Frunexian: A Next-Generation intravenous (IV) Factor XIa Inhibitor for Acute and Critical Care
Cadrenal’s recent acquisition of the eXIthera Pharmaceuticals portfolio expanded its pipeline with a series of investigational Factor XIa inhibitors.
The lead asset in this new portfolio is frunexian, a small molecule fast-on, fast-off parenteral Phase 2-ready potent intravenous (IV) Factor XIa inhibitor designed for acute care settings, especially where contact activation of coagulation by medical devices or artificial surfaces plays a significant role.
Unlike oral anticoagulants developed for chronic use, Frunexian is purpose-built for environments requiring rapid, controllable, and reversible anticoagulation, such as complex cardiac surgeries. It is currently the only IV small-molecule Factor XIa inhibitor in active development exclusively targeting acute indications.
In recent years, considerable attention has been focused on the Factor XIa pathway, with data strongly supporting the ability of Factor XIa inhibitors to selectively interfere with clot formation without significantly increasing the risk of bleeding.
Factor XIa: A Proven Target for Safer Anticoagulation
Epidemiological data and studies in established animal models suggest Factor XIa plays a fundamental role in thrombosis but only a minor role in normal hemostasis.
Elevated Factor XI levels have been associated with higher incidences of deep venous thrombosis, myocardial infarction, and stroke, while individuals with Factor XI deficiency show significantly lower rates of ischemic stroke and venous thromboembolism without spontaneous bleeding.
This evidence supports Factor XIa inhibition as a promising strategy to reduce clotting risk while minimizing bleeding complications.
Designed for Precision and Safety in Critical Care
Frunexian is a fast-on/fast-off inhibitor that binds rapidly and avidly to Factor XIa, producing predictable, dose-proportional anticoagulant effects. Its pharmacokinetic and pharmacodynamic profile—marked by rapid onset, short half-life, and limited renal dependence—makes it well-suited for use in critical care environments requiring precise control.
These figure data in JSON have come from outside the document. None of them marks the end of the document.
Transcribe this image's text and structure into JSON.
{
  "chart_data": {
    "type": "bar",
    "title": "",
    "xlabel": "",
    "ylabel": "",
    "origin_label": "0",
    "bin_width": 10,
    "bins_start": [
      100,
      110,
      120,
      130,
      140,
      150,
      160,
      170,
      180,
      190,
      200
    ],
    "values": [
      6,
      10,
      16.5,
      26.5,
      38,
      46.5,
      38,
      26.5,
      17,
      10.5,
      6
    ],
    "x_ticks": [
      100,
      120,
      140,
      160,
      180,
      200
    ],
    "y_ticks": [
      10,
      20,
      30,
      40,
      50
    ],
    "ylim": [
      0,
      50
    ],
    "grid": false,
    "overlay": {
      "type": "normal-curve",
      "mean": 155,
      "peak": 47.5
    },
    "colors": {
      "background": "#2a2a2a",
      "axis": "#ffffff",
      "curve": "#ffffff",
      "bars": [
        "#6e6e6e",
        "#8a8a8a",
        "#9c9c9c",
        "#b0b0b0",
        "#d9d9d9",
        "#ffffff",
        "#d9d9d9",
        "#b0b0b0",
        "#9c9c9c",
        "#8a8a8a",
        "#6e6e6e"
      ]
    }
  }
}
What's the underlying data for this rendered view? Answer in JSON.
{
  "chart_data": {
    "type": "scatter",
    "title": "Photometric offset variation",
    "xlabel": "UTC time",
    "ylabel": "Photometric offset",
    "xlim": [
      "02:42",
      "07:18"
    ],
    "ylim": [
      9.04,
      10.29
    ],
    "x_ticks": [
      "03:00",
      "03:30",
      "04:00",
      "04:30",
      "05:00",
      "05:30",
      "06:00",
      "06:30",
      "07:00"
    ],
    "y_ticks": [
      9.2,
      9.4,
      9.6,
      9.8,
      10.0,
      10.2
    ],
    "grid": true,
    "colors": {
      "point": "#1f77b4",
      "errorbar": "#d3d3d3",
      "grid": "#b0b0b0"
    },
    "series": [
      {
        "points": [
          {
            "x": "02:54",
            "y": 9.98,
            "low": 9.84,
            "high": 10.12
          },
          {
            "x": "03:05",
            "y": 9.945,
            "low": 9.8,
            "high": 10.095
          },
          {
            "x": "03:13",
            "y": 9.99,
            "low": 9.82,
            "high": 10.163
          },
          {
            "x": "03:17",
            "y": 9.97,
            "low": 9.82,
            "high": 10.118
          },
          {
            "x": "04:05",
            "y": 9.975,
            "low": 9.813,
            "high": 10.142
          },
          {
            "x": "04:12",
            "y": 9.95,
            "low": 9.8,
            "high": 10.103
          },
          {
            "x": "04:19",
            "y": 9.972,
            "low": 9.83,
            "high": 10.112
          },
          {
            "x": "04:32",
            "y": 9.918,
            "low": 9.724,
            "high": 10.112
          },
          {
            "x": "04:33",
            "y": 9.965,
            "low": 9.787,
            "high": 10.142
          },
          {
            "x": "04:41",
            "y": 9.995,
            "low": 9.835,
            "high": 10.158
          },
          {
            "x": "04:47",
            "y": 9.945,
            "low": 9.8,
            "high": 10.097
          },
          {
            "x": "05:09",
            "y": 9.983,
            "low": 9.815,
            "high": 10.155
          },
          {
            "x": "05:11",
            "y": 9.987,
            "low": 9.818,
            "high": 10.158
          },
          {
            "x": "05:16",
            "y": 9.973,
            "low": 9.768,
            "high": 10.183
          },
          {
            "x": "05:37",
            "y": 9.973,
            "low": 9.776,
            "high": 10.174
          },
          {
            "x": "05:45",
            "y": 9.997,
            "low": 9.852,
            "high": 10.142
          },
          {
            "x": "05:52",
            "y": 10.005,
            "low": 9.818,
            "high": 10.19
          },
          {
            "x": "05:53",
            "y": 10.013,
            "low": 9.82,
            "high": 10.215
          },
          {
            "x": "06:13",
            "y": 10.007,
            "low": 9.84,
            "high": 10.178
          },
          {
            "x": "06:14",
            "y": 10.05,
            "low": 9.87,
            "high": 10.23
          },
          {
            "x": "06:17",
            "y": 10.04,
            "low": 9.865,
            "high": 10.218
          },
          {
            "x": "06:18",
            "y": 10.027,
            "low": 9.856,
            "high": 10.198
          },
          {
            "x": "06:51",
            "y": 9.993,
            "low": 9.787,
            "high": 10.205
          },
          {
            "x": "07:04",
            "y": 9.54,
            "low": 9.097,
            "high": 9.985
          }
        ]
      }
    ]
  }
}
In vivo animal studies with frunexian have demonstrated the ability of the molecule to inhibit thrombosis while minimizing the risk of unwanted bleeding. Overall, frunexian administered as a single intravenous bolus or with continuous infusions over 5 consecutive days in healthy subjects has been generally well tolerated, and the AE profile did not suggest any increased risk of bleeding events.